Liz Dean

Liz Dean is an experienced BACP Registered person-centred counsellor and psychotherapist who works with both young people and adults. She qualified 18 years ago and currently runs the highly respected Carlton le Willows Academy counselling service which she set up 10 years ago. Over that time, she has worked with a diverse range of client issues and supported many young people through their teenage years and their transition to adulthood. Liz also works with school staff and teachers offering professional supervision, mentoring and listening skills training in addition to offering counselling for adults in her private practice.

As a person-centred counsellor, Liz focusses on being ‘alongside’ her clients whilst they reflect upon and explore the issues that they choose to bring to the counselling space. She offers a trusting, non-judgmental relationship in which her clients can feel safe enough to explore their difficult feelings and vulnerable selves at their own pace. Liz’s approach values the unique and subjective experience of her clients as the focus of the work and by exploring this in depth, enables the client to develop a greater understanding and acceptance of themselves both emotionally and intellectually so that they might feel more secure and self-aware, better able and empowered to make choices and ultimately feel more in control of their lives.

Liz is committed to her own personal and professional development and has attended many courses on aspects of adolescent development and working therapeutically with young people. She is also a qualified and experienced supervisor.

What does a person-centred counselling session look like?

The person-centred approach is founded on the belief that the individual is the best expert on themselves and, given the right conditions, has the innate capacity to grow and flourish.
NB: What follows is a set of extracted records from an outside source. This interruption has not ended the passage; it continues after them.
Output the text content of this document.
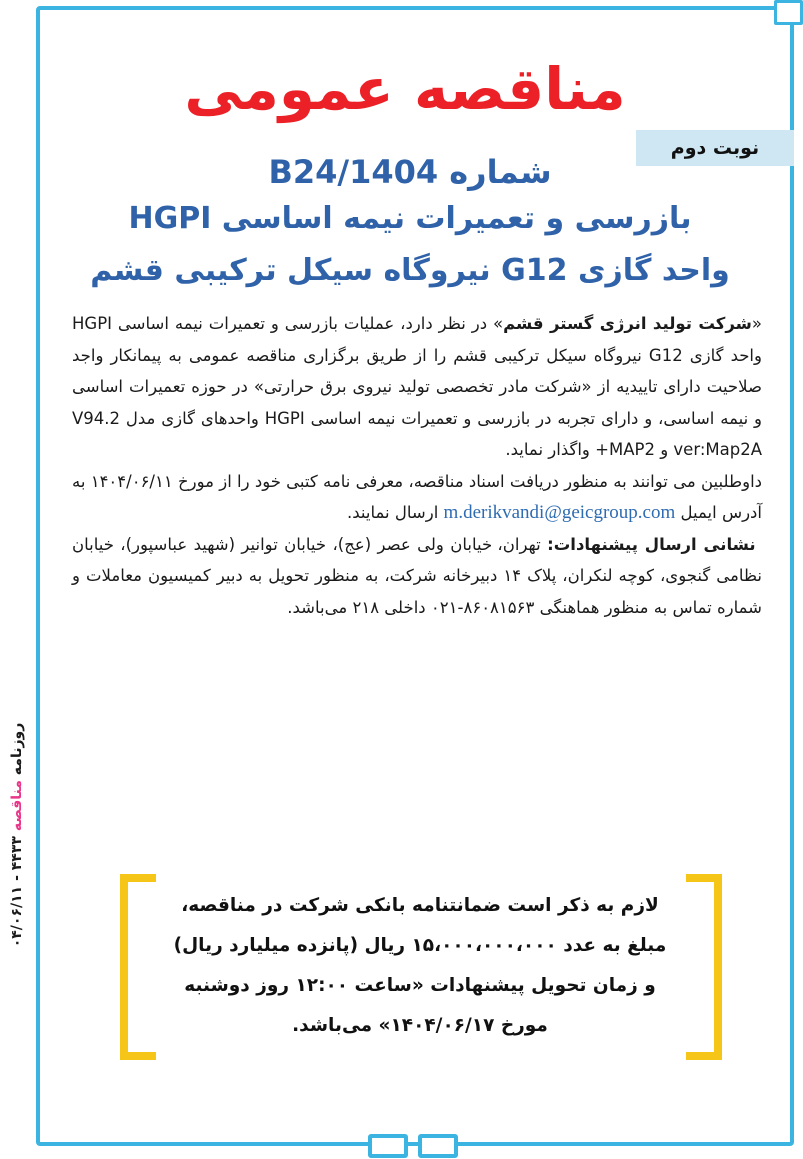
مناقصه عمومی
نوبت دوم
شماره 1404/B24
بازرسی و تعمیرات نیمه اساسی HGPI
واحد گازی G12 نیروگاه سیکل ترکیبی قشم

«شرکت تولید انرژی گستر قشم» در نظر دارد، عملیات بازرسی و تعمیرات نیمه اساسی HGPI واحد گازی G12 نیروگاه سیکل ترکیبی قشم را از طریق برگزاری مناقصه عمومی به پیمانکار واجد صلاحیت دارای تاییدیه از «شرکت مادر تخصصی تولید نیروی برق حرارتی» در حوزه تعمیرات اساسی و نیمه اساسی، و دارای تجربه در بازرسی و تعمیرات نیمه اساسی HGPI واحدهای گازی مدل V94.2 ver:Map2A و MAP2+ واگذار نماید.

داوطلبین می توانند به منظور دریافت اسناد مناقصه، معرفی نامه کتبی خود را از مورخ ۱۴۰۴/۰۶/۱۱ به آدرس ایمیل m.derikvandi@geicgroup.com ارسال نمایند.

نشانی ارسال پیشنهادات: تهران، خیابان ولی عصر (عج)، خیابان توانیر (شهید عباسپور)، خیابان نظامی گنجوی، کوچه لنکران، پلاک ۱۴ دبیرخانه شرکت، به منظور تحویل به دبیر کمیسیون معاملات و شماره تماس به منظور هماهنگی ۸۶۰۸۱۵۶۳-۰۲۱ داخلی ۲۱۸ می‌باشد.

روزنامه مناقصه ۴۴۳۳ - ۰۴/۰۶/۱۱
لازم به ذکر است ضمانتنامه بانکی شرکت در مناقصه،
مبلغ به عدد ۱۵،۰۰۰،۰۰۰،۰۰۰ ریال (پانزده میلیارد ریال)
و زمان تحویل پیشنهادات «ساعت ۱۲:۰۰ روز دوشنبه
مورخ ۱۴۰۴/۰۶/۱۷» می‌باشد.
The person-centred counsellor will not advise, lead or direct the client, but instead create the right therapeutic conditions to facilitate the client’s own process towards personal growth.

The counsellor will focus on listening deeply and ‘attuning’ to the client in order to understand their unique experience, to see and feel the world through their client’s eyes. This understanding then enables the counsellor to ‘reflect’ their client back to themselves as a way of furthering the client’s self-insight.

For young people, working with a person-centred counsellor can help them to understand and make sense of their complex emotional selves and to see their angry, withdrawn or anxious behaviour simply as an expression of deeper more vulnerable emotions which may be difficult to voice. Developing their emotional literacy, seeing new perspectives, and learning a different, more emotionally sophisticated, way of relating to the world can give them a stronger, more secure sense of self and control over their lives.

Working with a person-centred counsellor can be a unique experience and can feel strange or uncomfortable at first. It is a talking approach but is a very different kind of conversation which can include the client’s experience of the counselling, what is happening ‘in the moment’ and how client and counsellor are working together. The person-centred approach works well for clients who are keen to talk, have a strong urge to explore themselves and their feelings and who feel ready and willing to engage in this particular kind of therapeutic relationship.